Musk describes himself as a “free speech absolutist” and believes that all legally permissible content should be allowed on Twitter. On Monday, he described his actions as a “revolution against online censorship in America.”
He also tweeted that he planned to publish “Twitter files on the suppression of free speech,” but without clarifying what data he had in mind to share with the public.
While Musk says Twitter is seeing record levels of engagement with him at the helm, his approach has rattled the company’s biggest backer: advertisers.
In recent weeks, half of Twitter’s top 100 advertisers have announced that they are suspending or otherwise “apparently stopped advertising on Twitter,” an analysis by nonprofit watchdog group Media Matters found.
Musk also accused Apple on Monday of having “largely stopped advertising on Twitter.”
“Do they hate free speech in America?” he asked, before replying with a tweet tagging Apple CEO Tim Cook.
Apple has largely stopped advertising on Twitter. Does she hate free speech in America?
— Elon Musk (@elonmusk) November 28, 2022
In the first three months of 2022, Apple was the largest advertiser on Twitter, spending some $48 million on ads that accounted for more than 4 percent of the social media platform’s revenue, according to a Washington Post report that internal Twitter document is cited.
Sarah Roberts, an information studies expert at the University of California, Los Angeles, told AFP that “Musk didn’t understand that Twitter itself was a brand, had cachet.”
“Now companies don’t even want to be associated with it. It’s not even that they care about the content. Twitter is a tainted brand, one that companies don’t want to be associated with,” she added.
– Affect Tesla? –
Musk also called Apple’s fee on App Store transactions a “secret tax of 30%” on Monday.
He shared a video released last year by Fortnite maker Epic Games that depicted Apple as an oppressor in a mocking spin on a famous “1984” ad for Macintosh computers.
Apple has been in court with Epic, which has sought to break Apple’s grip on the App Store by accusing the iPhone maker of holding a monopoly on its store of digital goods or services.

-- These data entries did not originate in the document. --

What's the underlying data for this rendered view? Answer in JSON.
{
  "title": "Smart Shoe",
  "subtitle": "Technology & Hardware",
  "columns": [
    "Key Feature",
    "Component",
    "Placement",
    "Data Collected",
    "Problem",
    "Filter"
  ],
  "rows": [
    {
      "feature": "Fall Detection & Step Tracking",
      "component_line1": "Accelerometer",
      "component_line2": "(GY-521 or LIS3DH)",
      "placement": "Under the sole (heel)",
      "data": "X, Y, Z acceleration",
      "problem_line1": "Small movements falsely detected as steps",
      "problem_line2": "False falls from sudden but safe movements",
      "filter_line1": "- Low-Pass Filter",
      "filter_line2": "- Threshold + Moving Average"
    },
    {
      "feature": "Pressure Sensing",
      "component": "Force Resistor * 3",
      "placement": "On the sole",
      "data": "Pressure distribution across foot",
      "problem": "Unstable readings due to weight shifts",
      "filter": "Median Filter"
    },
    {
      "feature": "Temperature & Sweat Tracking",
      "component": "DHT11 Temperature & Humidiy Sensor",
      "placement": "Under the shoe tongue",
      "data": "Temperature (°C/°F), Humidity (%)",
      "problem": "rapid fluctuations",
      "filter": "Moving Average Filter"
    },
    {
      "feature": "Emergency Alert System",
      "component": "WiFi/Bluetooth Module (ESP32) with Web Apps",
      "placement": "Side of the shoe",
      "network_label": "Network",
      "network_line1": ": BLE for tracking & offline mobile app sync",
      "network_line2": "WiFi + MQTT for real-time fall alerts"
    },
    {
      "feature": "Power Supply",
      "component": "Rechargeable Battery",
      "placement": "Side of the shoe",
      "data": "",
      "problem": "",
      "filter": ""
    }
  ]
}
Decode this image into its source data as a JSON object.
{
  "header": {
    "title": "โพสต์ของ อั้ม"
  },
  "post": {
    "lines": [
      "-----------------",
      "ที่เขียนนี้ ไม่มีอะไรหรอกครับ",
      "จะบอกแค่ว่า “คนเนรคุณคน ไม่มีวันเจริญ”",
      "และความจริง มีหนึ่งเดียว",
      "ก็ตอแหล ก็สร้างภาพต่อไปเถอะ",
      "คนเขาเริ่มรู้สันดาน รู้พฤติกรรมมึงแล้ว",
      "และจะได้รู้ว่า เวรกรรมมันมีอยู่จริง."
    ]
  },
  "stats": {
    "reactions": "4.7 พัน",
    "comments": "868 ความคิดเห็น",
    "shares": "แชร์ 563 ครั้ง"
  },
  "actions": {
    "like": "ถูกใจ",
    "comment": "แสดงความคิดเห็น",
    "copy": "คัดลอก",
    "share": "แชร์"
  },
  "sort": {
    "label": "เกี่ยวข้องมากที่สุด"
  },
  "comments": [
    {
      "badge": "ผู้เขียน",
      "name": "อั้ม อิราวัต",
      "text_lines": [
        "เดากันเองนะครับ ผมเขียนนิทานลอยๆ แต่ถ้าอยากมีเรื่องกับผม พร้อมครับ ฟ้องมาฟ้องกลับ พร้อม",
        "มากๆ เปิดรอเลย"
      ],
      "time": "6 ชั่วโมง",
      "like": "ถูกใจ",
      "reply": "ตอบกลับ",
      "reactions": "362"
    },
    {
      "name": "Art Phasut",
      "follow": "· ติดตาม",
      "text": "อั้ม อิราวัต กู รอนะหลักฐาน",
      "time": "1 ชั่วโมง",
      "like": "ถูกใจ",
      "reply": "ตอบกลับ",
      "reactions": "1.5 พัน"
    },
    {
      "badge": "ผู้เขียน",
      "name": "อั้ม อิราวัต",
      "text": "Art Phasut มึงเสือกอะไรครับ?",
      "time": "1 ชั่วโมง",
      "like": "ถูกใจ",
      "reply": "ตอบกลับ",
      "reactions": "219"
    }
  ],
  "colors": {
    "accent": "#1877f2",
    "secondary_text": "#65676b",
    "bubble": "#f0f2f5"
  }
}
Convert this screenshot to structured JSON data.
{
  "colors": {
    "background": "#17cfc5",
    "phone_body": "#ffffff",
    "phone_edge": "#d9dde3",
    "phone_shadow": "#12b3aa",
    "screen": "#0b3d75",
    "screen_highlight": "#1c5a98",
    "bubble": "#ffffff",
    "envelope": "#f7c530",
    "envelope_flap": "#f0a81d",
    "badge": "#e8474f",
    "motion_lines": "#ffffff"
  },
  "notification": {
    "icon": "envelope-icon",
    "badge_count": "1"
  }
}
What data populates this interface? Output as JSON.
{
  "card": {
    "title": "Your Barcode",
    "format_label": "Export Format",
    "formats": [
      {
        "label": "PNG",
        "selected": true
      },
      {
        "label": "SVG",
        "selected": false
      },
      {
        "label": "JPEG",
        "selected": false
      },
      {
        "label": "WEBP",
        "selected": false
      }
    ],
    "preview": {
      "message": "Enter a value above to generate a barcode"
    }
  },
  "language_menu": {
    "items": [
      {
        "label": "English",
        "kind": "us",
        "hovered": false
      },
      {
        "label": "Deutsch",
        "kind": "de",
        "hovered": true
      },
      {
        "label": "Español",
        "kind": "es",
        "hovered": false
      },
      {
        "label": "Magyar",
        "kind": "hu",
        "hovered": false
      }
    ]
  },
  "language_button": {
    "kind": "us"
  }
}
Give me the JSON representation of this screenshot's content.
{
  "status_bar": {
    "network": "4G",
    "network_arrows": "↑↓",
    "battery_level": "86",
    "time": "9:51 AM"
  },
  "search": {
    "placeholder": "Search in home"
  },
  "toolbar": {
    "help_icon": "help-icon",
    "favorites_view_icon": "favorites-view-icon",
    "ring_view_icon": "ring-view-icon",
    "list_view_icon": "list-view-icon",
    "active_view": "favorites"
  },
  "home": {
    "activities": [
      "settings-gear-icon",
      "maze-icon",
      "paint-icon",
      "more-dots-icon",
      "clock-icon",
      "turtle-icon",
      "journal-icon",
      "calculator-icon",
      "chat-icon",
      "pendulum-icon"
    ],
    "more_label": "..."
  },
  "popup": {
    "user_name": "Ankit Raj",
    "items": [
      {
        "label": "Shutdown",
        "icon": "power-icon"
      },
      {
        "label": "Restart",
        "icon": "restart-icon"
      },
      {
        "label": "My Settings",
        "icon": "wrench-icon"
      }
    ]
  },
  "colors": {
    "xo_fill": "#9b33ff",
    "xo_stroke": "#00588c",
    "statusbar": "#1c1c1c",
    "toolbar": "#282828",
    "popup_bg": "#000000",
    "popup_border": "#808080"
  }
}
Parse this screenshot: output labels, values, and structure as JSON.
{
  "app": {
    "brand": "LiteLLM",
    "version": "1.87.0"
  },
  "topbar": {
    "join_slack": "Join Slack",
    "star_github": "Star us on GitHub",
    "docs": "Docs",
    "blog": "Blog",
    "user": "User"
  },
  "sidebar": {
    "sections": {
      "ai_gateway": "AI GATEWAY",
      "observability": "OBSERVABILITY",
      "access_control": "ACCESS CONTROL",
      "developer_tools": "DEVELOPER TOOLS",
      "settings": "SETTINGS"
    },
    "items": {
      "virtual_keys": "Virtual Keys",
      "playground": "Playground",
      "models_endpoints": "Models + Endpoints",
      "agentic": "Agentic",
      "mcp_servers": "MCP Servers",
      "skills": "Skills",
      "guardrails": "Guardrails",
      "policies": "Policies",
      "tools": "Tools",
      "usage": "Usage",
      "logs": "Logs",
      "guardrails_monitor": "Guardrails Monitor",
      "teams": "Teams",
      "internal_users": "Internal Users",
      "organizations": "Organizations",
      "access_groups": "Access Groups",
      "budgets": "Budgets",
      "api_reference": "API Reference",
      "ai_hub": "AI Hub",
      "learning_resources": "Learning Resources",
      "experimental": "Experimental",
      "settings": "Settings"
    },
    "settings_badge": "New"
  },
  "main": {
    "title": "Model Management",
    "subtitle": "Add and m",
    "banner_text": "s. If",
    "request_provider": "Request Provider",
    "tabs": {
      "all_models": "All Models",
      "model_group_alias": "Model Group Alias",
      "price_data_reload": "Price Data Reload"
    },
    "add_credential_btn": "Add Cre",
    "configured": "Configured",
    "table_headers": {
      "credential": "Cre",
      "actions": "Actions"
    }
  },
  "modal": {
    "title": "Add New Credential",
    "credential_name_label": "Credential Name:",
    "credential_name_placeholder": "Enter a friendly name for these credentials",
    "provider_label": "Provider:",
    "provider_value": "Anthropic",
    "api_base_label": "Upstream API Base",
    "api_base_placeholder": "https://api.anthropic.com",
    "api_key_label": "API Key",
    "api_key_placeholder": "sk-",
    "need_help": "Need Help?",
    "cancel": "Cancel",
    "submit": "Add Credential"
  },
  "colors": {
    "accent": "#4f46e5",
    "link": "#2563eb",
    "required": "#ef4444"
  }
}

A federal judge last year ordered Apple to relax its control over payment options in the App Store, but said Epic had been unable to prove antitrust violations had occurred.
Musk’s controversial moves on Twitter, along with the possibility that he will have to sell more Tesla stock to keep the social media platform afloat, have taken the shine off the electric car company and its stock, according to Wedbush analyst Dan Ives.
“The new battle between Musk and Apple is not what investors want to see,” Ives said in a tweet.
“(Wall) Street wants less drama, not more, because this Twitter situation continues to be the gift that continues to give the Tesla bears with a new chapter every day.”
(This story has not been edited by NDTV staff and is auto-generated from a syndicated feed.)